The dead woman has not yet been officially identified but local media reports have named her as Rosy Esparza, who with her son climbed aboard the 14-story Texas Giant roller coaster about 6:45 p.m. on Friday evening. Witness Carmen Brown who said she was next in line, said she saw the woman fall.
"She goes up like this," Brown said raising her hand up in the air. "Then when it drops to come down that’s when it released and she just tumbled.”
Gerstlauer Amusement Rides, the German company that built the cars for the Texas Giant, is sending experts to look at the shuttered ride and investigate the incident, Tobias Lindnar, a project manager for the company in Munsterhausen, Germany, told the Dallas Morning News. Witnesses told reporters that Esparza expressed concern that the safety bar had not engaged properly. There was also speculation that the woman’s size might have been a contributing factor.
“I'm sure there's no safety bar that is broken,” Lindnar told the newspaper by phone Saturday night from Germany. Gerstlauer has never had problems with car safety bars on any of the roughly 50 roller coasters it's built around the world over the past 30 years, he said.
“We will be on site and we will see what has happened,” he said.

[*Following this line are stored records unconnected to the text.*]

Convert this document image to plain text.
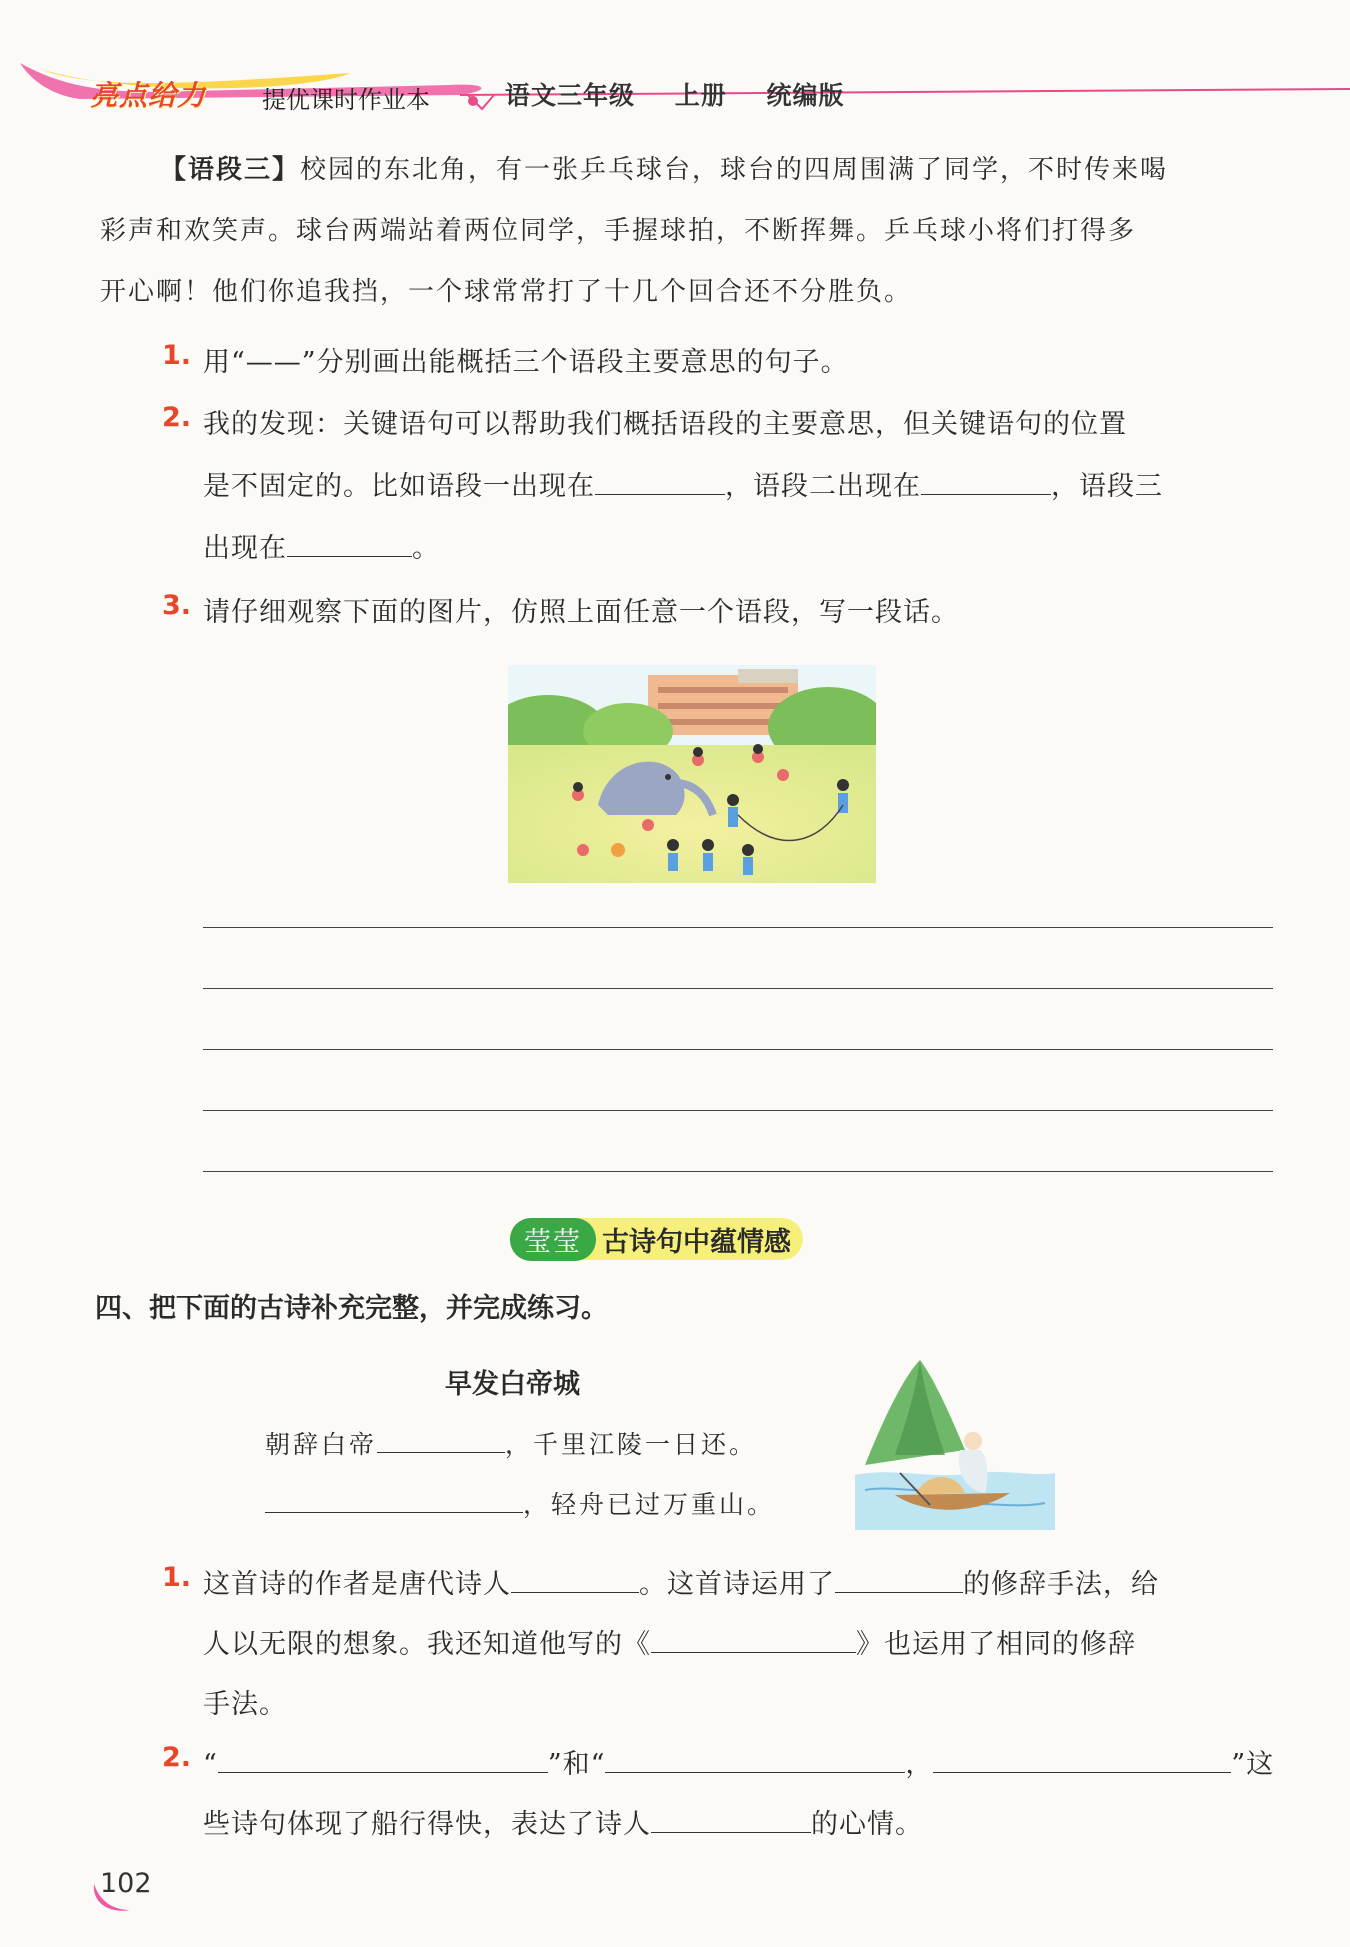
亮点给力 提优课时作业本	语文三年级 上册 统编版
【语段三】校园的东北角，有一张乒乓球台，球台的四周围满了同学，不时传来喝
彩声和欢笑声。球台两端站着两位同学，手握球拍，不断挥舞。乒乓球小将们打得多
开心啊！他们你追我挡，一个球常常打了十几个回合还不分胜负。
1. 用“——”分别画出能概括三个语段主要意思的句子。
2. 我的发现：关键语句可以帮助我们概括语段的主要意思，但关键语句的位置
是不固定的。比如语段一出现在	，语段二出现在	，语段三
出现在	。
3. 请仔细观察下面的图片，仿照上面任意一个语段，写一段话。
莹莹 古诗句中蕴情感
四、把下面的古诗补充完整，并完成练习。
早发白帝城
朝辞白帝	，千里江陵一日还。
，轻舟已过万重山。
1. 这首诗的作者是唐代诗人	。这首诗运用了	的修辞手法，给
人以无限的想象。我还知道他写的《	》也运用了相同的修辞
手法。
2. “	”和“	，	”这
些诗句体现了船行得快，表达了诗人	的心情。
102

Esparza’s weight has not been disclosed. The ride does not have any weight restrictions, it was reported.
The park is leading the investigation into the death. No Texas or federal agency has direct responsibility for the ride.
U.S. Sen. Ed Markey (D-Mass.) renewed a call Sunday for federal regulation of "roller coasters that hurtle riders at extreme speeds along precipitous drops." Markey, newly elected to the Senate, had introduced such legislation when he served in the House.

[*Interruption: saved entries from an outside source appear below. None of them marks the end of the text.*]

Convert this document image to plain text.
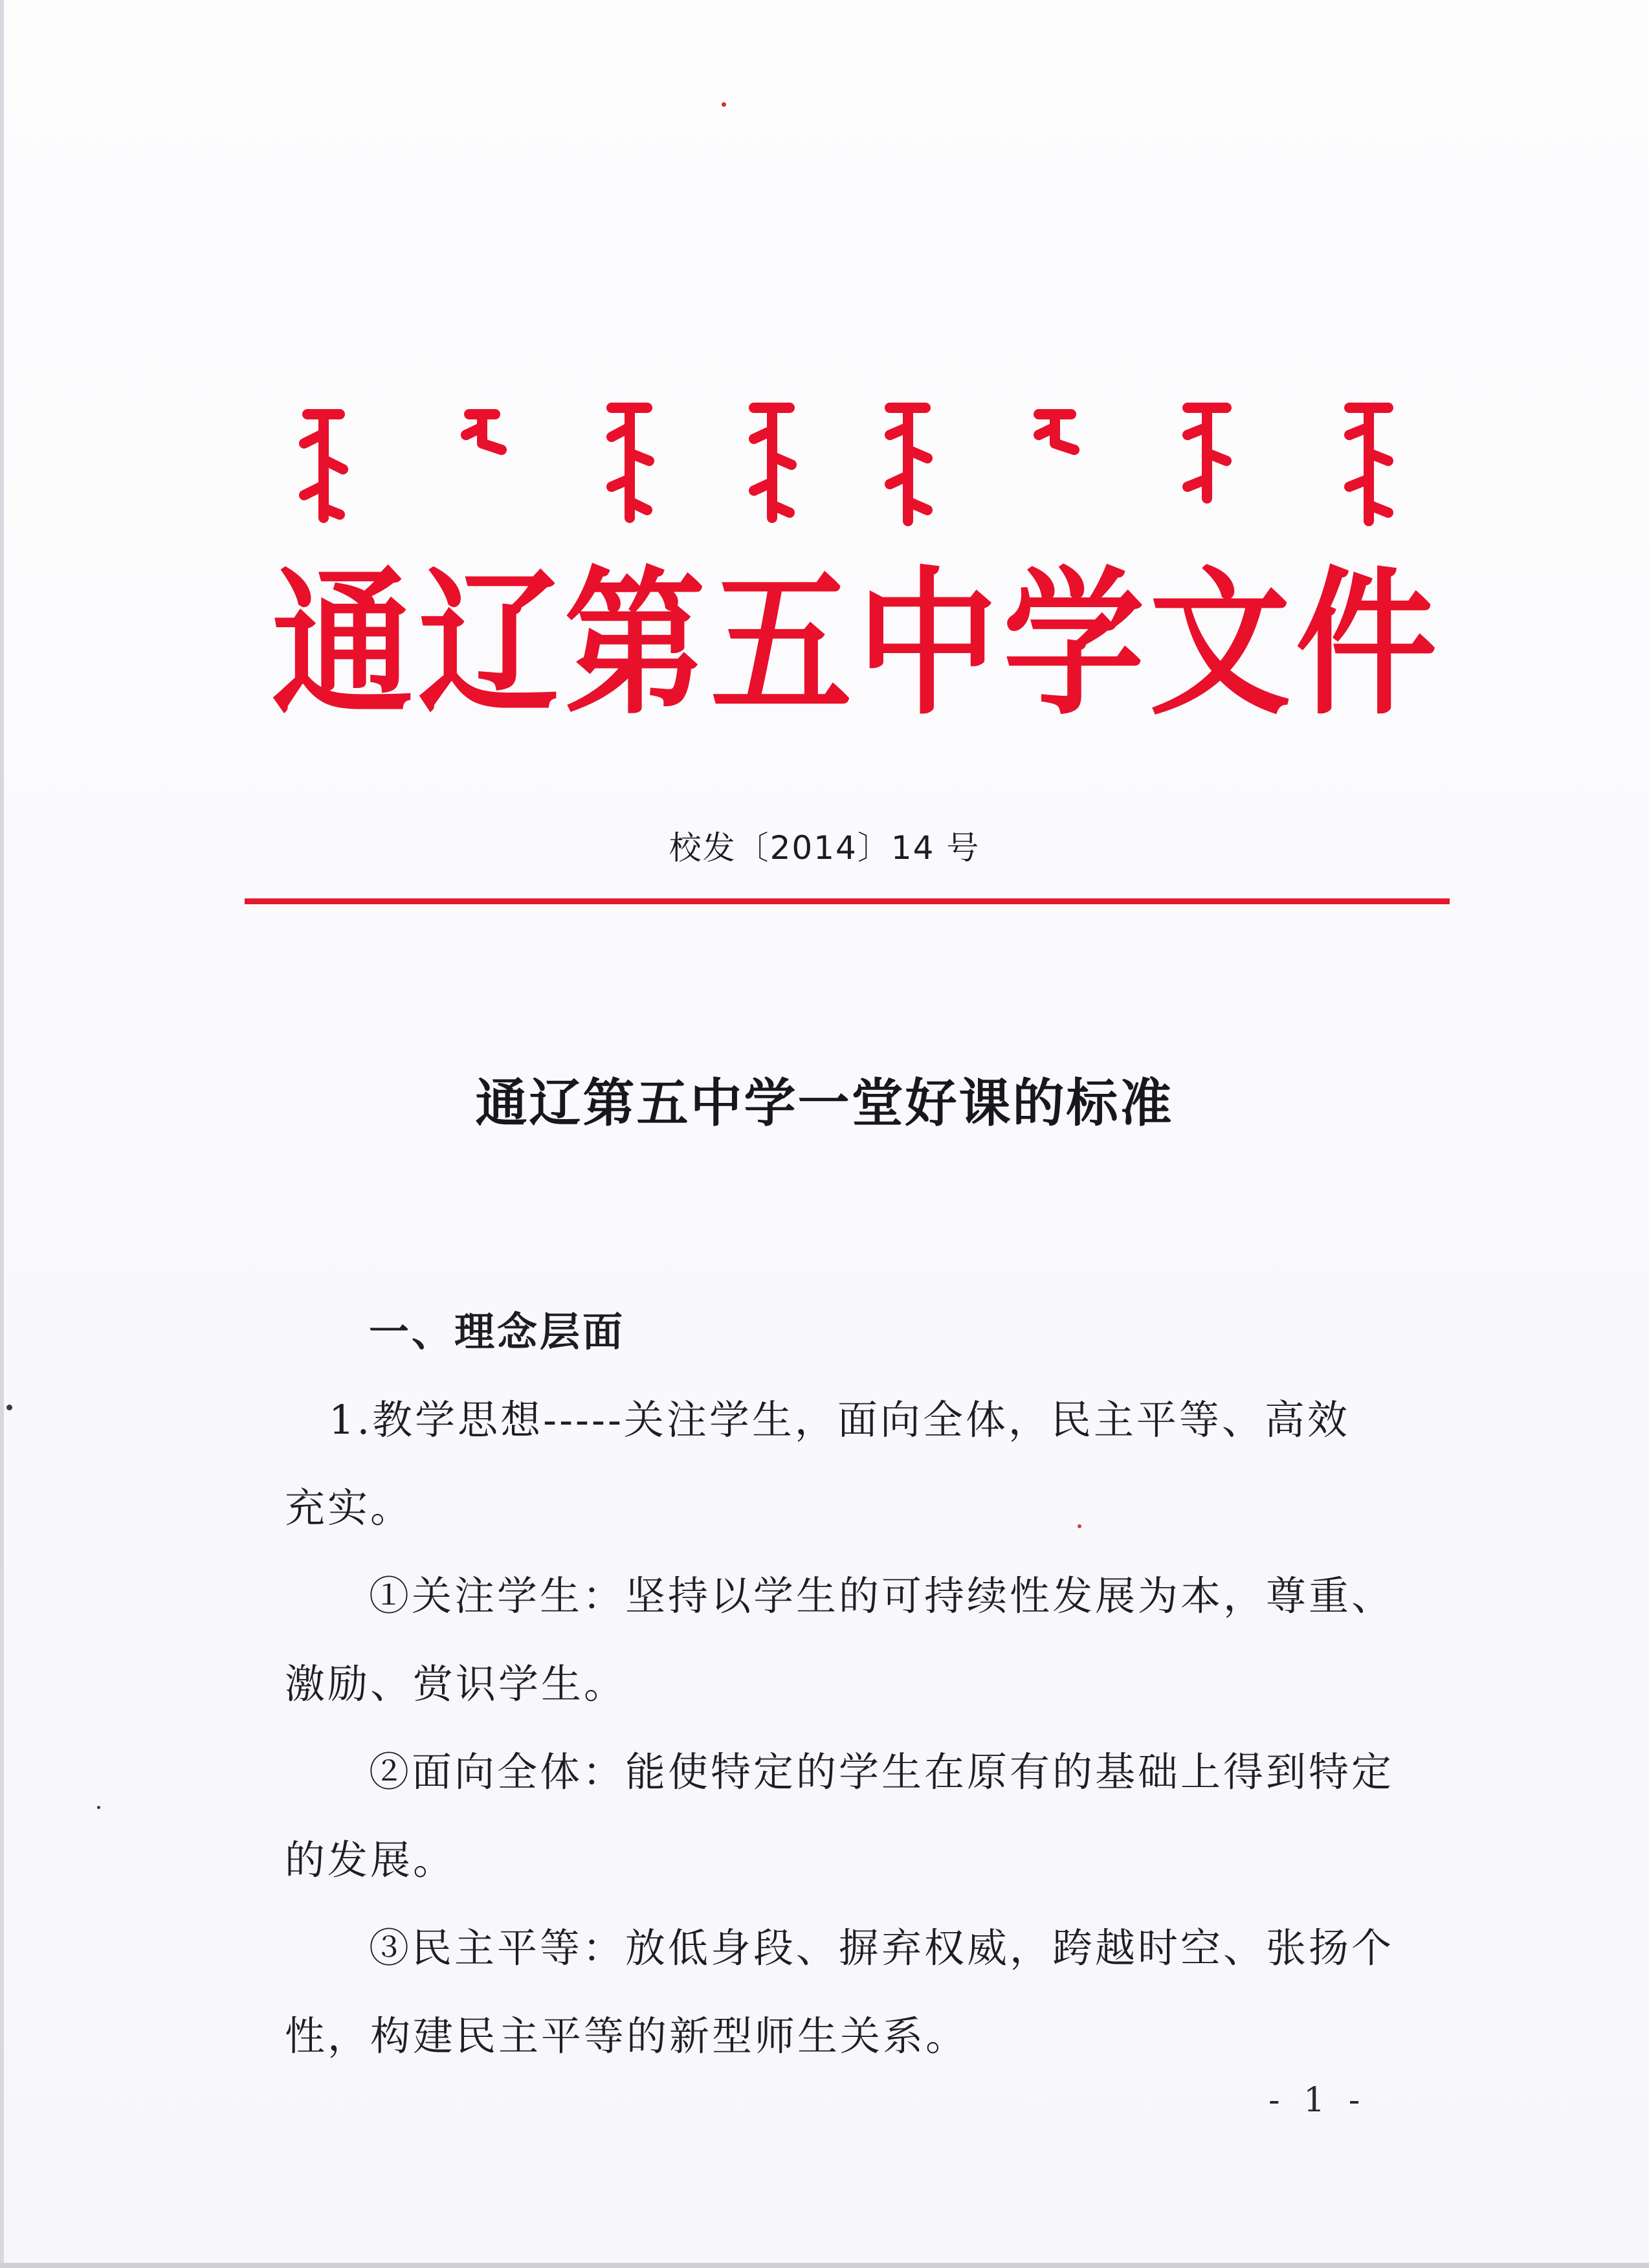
通辽第五中学文件
校发〔2014〕14 号
通辽第五中学一堂好课的标准

一、理念层面

1.教学思想-----关注学生，面向全体，民主平等、高效

充实。

①关注学生：坚持以学生的可持续性发展为本，尊重、

激励、赏识学生。

②面向全体：能使特定的学生在原有的基础上得到特定

的发展。

③民主平等：放低身段、摒弃权威，跨越时空、张扬个

性，构建民主平等的新型师生关系。

- 1 -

"A baby stroller is subject to tougher federal regulation than a roller coaster carrying a child in excess of 100 miles per hour," Markey said in a statement. "This is a mistake."
In Texas, the Department of Insurance issues a sticker showing that a ride has at least $1 million in liability insurance and has had an annual safety check by a certified engineer.
Six Flags received a state-issued sticker for the Texas Giant in February, department spokesman Jerry Hagins told Associated Press on Sunday.
The ride will remain closed until it is re-certified and inspected.
“It's the ride owner's responsibility to keep it closed, to fix it, then prove to us that it's safe to start back up again,” Hagins said. “If for some reason they can't figure it out, no safety inspector is going to sign off on it.”
Because no foul play is suspected, police are not involved in the investigation, officials said.